During the nine months ended October 31, 2021, our compensation committee approved modifications to allow accelerated vesting of approximately 0.2 million RSUs, resulting in the recognition of $10.9 million of incremental expense. In addition, during the nine months ended October 31, 2021, our compensation committee approved adjustments to the vesting schedules of our unvested RSUs which standardize their future vesting schedules by shifting each vesting date to the first day of the calendar quarter in which that vesting date was originally scheduled to occur.
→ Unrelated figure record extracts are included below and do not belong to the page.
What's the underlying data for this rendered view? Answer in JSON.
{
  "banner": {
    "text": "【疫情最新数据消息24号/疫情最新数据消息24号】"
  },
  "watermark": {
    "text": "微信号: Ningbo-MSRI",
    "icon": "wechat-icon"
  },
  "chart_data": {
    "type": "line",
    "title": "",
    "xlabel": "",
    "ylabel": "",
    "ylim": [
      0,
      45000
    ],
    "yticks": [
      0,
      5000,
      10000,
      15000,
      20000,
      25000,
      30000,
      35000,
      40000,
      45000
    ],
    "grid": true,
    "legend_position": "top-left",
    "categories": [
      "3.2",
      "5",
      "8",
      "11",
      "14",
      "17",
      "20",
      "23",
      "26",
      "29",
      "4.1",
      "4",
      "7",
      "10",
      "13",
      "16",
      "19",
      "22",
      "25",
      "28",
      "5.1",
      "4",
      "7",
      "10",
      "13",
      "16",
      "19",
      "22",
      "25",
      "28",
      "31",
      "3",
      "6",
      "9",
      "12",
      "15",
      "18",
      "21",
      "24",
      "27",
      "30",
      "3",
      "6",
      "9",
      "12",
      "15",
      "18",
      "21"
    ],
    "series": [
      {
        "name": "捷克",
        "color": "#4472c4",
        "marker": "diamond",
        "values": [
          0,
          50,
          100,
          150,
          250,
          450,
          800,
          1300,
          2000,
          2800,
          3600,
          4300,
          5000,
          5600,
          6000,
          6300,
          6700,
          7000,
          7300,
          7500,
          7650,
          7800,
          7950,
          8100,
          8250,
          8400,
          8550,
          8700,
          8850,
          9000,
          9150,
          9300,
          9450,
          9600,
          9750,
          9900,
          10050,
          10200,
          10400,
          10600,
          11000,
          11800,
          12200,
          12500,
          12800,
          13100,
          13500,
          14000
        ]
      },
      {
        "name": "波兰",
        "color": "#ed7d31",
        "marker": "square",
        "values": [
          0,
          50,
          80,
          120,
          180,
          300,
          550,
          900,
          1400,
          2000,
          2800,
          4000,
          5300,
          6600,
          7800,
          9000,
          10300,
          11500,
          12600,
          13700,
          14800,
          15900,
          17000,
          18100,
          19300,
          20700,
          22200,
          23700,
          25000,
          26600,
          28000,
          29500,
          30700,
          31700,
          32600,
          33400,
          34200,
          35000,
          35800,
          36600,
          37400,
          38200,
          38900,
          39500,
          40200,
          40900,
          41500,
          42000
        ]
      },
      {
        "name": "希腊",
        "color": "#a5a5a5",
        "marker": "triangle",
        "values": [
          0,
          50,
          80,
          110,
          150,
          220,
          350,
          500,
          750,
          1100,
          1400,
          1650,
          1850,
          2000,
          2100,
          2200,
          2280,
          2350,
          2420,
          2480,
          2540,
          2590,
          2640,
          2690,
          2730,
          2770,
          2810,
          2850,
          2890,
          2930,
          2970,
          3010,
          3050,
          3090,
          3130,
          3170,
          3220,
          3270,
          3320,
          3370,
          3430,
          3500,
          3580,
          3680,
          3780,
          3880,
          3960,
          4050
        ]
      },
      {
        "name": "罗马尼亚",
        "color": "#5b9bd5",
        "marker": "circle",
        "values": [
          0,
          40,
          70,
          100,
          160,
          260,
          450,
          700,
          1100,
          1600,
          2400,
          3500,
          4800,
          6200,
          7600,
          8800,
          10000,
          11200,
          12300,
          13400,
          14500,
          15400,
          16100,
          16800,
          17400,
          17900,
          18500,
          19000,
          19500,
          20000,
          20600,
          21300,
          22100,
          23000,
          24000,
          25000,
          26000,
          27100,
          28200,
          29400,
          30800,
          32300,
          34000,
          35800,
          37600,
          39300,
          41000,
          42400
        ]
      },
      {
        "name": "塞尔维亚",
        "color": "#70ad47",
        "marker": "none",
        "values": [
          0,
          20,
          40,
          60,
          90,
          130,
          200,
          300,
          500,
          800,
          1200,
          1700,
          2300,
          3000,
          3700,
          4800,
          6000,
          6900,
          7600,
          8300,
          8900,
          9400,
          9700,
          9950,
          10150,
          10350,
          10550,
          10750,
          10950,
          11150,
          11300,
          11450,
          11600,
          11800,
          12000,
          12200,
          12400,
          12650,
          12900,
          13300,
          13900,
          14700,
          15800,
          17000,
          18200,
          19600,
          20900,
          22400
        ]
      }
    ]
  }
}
These adjustments caused a slight reduction in service periods for the affected tranches and resulted in $2.2 million of expense acceleration for the nine months ended October 31, 2021.
As of October 31, 2021, total unrecognized compensation expense related to unvested RSUs was approximately $447.7 million, which is to be recognized over a weighted-average remaining period of 2.8 years.
Restricted Stock Awards
In September 2020, we issued approximately 0.1 million RSAs to a member of our board of directors at a grant date fair value of $33.22 per share, totaling $4.0 million. Such RSAs vest monthly over four years from the grant date. The unvested shares are subject to a repurchase right held by us at the original purchase price. As of October 31, 2021, total unrecognized compensation expense related to unvested RSAs was $2.9 million and will be recognized over the remaining vesting period of 2.9 years.
Tax Withholdings on Employee Equity Transactions
For the majority of our tax jurisdictions, we have adopted sell-to-cover as the tax withholding method for equity awards upon settlement, pursuant to which shares with a market value equivalent to the tax withholding obligations are sold on behalf of the holder of the awards to cover the tax withholding liability, and the cash proceeds from such sales are remitted by the Company to taxing authorities. For certain other tax jurisdictions where selling restrictions exist, the Company may issue net shares and remit tax liabilities to the relevant tax authorities on behalf of the award holders, or may accept employee payment of tax withholdings in cash.
Stock-based Compensation Expense
We classified stock-based compensation expense in the condensed consolidated statements of operations as follows (in thousands):
Three Months Ended October 31, Nine Months Ended October 31,
2021 2020 2021 2020
Cost of revenue $ 6,350  $ 665  $ 37,056  $ 1,688 
Sales and marketing 41,823  5,116  202,122  10,744 
Research and development 24,866  3,169  114,460  7,796 
General and administrative 22,064  39,814  84,913  45,566 
Total $ 95,103  $ 48,764  $ 438,551  $ 65,794 
The expense presented in the above table is net of capitalized stock-based compensation relating to software development costs of $2.2 million and $4.5 million for the three and nine months ended October 31, 2021, respectively. There was no capitalized stock-based compensation relating to software development costs for the three and nine months ended October 31, 2020.